A prior consistent statement that does not meet the requirements of this subsection nonetheless may be admissible on other grounds. See Commonwealth v. Tennison, 440 Mass. 553, 562–564, 800 N.E.2d 285, 294–296 (2003) (verbal completeness). The prior consistent statement may be admissible not only if made before the motive to fabricate arose, but also if made at a time when the motive to fabricate no longer exists. Commonwealth v. Aviles, 461 Mass. 60, 69–70, 958 N.E.2d 37, 46–47 (2011) (prior consistent statement made after victim moved back to grandmother’s house admissible to rebut inference that victim had fabricated accusation of abuse to provide basis for moving out of defendant’s home and back to grandmother’s).
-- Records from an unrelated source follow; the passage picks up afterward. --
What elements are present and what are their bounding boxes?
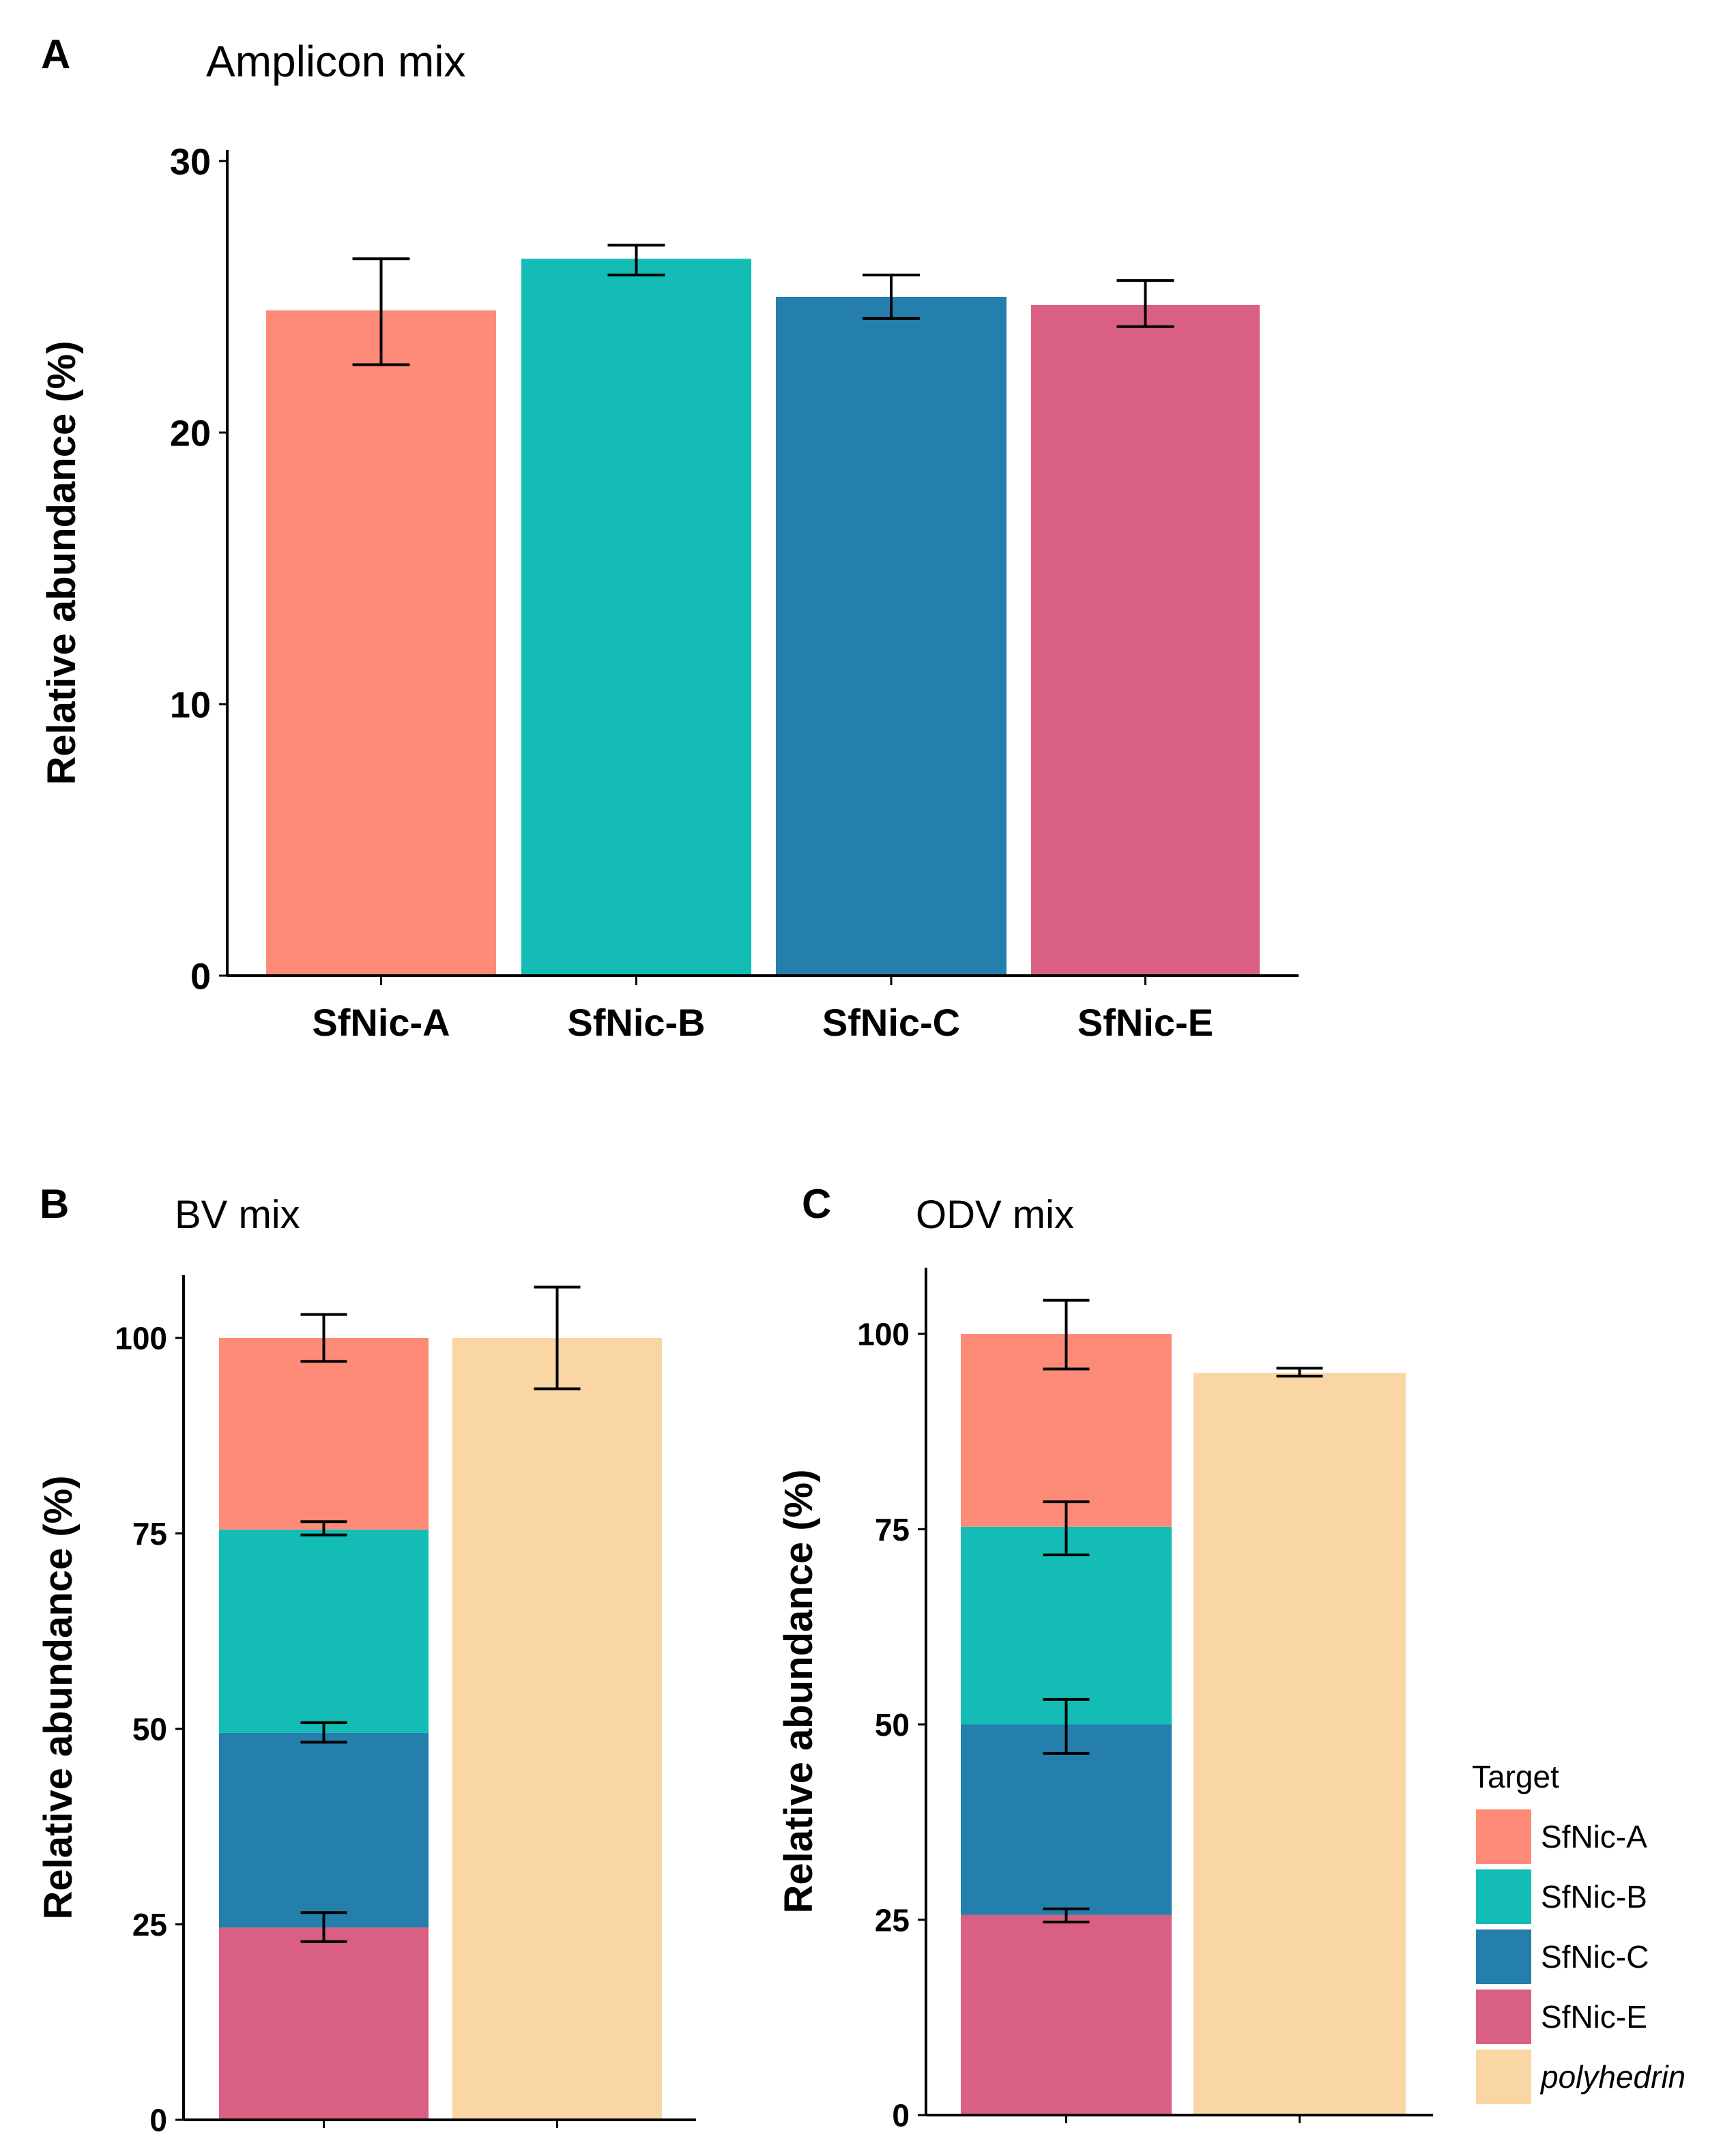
- legend-swatch-sfnic-a: [1476, 1809, 1531, 1864]
- panel-letter: A: [41, 31, 70, 77]
- y-tick-label: 0: [892, 2098, 910, 2133]
- y-tick-label: 100: [115, 1321, 167, 1356]
- x-tick-label: SfNic-A: [312, 1001, 450, 1044]
- legend-label-sfnic-e: SfNic-E: [1541, 1999, 1647, 2035]
- y-axis-label: Relative abundance (%): [777, 1469, 821, 1913]
- y-axis-label: Relative abundance (%): [40, 340, 84, 785]
- x-tick-label: SfNic-B: [567, 1001, 705, 1044]
- bar-segment-sfnic-c: [219, 1732, 429, 1928]
- panel-letter: C: [802, 1181, 831, 1227]
- y-tick-label: 30: [170, 141, 211, 182]
- y-tick-label: 50: [132, 1712, 167, 1747]
- legend-title: Target: [1472, 1759, 1559, 1794]
- y-axis-label: Relative abundance (%): [36, 1475, 81, 1919]
- y-tick-label: 10: [170, 684, 211, 725]
- y-tick-label: 50: [875, 1707, 910, 1743]
- bar-segment-sfnic-a: [219, 1338, 429, 1530]
- bar-segment-sfnic-e: [219, 1927, 429, 2120]
- legend-swatch-polyhedrin: [1476, 2050, 1531, 2104]
- legend-swatch-sfnic-c: [1476, 1929, 1531, 1984]
- bar-segment-sfnic-e: [961, 1914, 1172, 2115]
- y-tick-label: 0: [190, 956, 211, 997]
- legend-label-sfnic-c: SfNic-C: [1541, 1939, 1649, 1975]
- legend-swatch-sfnic-e: [1476, 1990, 1531, 2044]
- y-tick-label: 25: [132, 1907, 167, 1942]
- legend-swatch-sfnic-b: [1476, 1869, 1531, 1924]
- x-tick-label: SfNic-C: [822, 1001, 960, 1044]
- bar-segment-polyhedrin: [452, 1338, 662, 2120]
- y-tick-label: 100: [857, 1317, 910, 1352]
- y-tick-label: 0: [149, 2103, 167, 2138]
- panel-letter: B: [40, 1181, 69, 1227]
- bar-sfnic-a: [266, 310, 496, 976]
- bar-sfnic-b: [521, 259, 751, 976]
- bar-segment-sfnic-c: [961, 1724, 1172, 1915]
- y-tick-label: 75: [875, 1512, 910, 1547]
- y-tick-label: 25: [875, 1902, 910, 1938]
- panel-title: Amplicon mix: [206, 37, 466, 86]
- y-tick-label: 75: [132, 1516, 167, 1552]
- bar-sfnic-c: [776, 297, 1007, 976]
- panel-title: ODV mix: [916, 1193, 1074, 1237]
- bar-segment-sfnic-b: [219, 1529, 429, 1733]
- legend-label-sfnic-a: SfNic-A: [1541, 1819, 1647, 1854]
- x-tick-label: SfNic-E: [1077, 1001, 1213, 1044]
- y-tick-label: 20: [170, 413, 211, 454]
- legend-label-polyhedrin: polyhedrin: [1539, 2059, 1685, 2095]
- bar-segment-polyhedrin: [1193, 1373, 1406, 2115]
- bar-segment-sfnic-b: [961, 1526, 1172, 1725]
- panel-title: BV mix: [175, 1193, 300, 1237]
- bar-sfnic-e: [1031, 304, 1260, 976]
- legend-label-sfnic-b: SfNic-B: [1541, 1879, 1647, 1914]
Cross-Reference: Section 413, First Complaint of Sexual Assault; Section 611(a), Manner and Order of Interrogation and Presentation: Control by Court; Note to Section 801(d)(1)(B), Definitions: Statements Which Are Not Hearsay: Prior Statement by Witness; Section 801(d)(1)(C), Definitions: Statements Which Are Not Hearsay: Prior Statement by Witness: Identification; Section 1104, Witness Cooperation Agreements.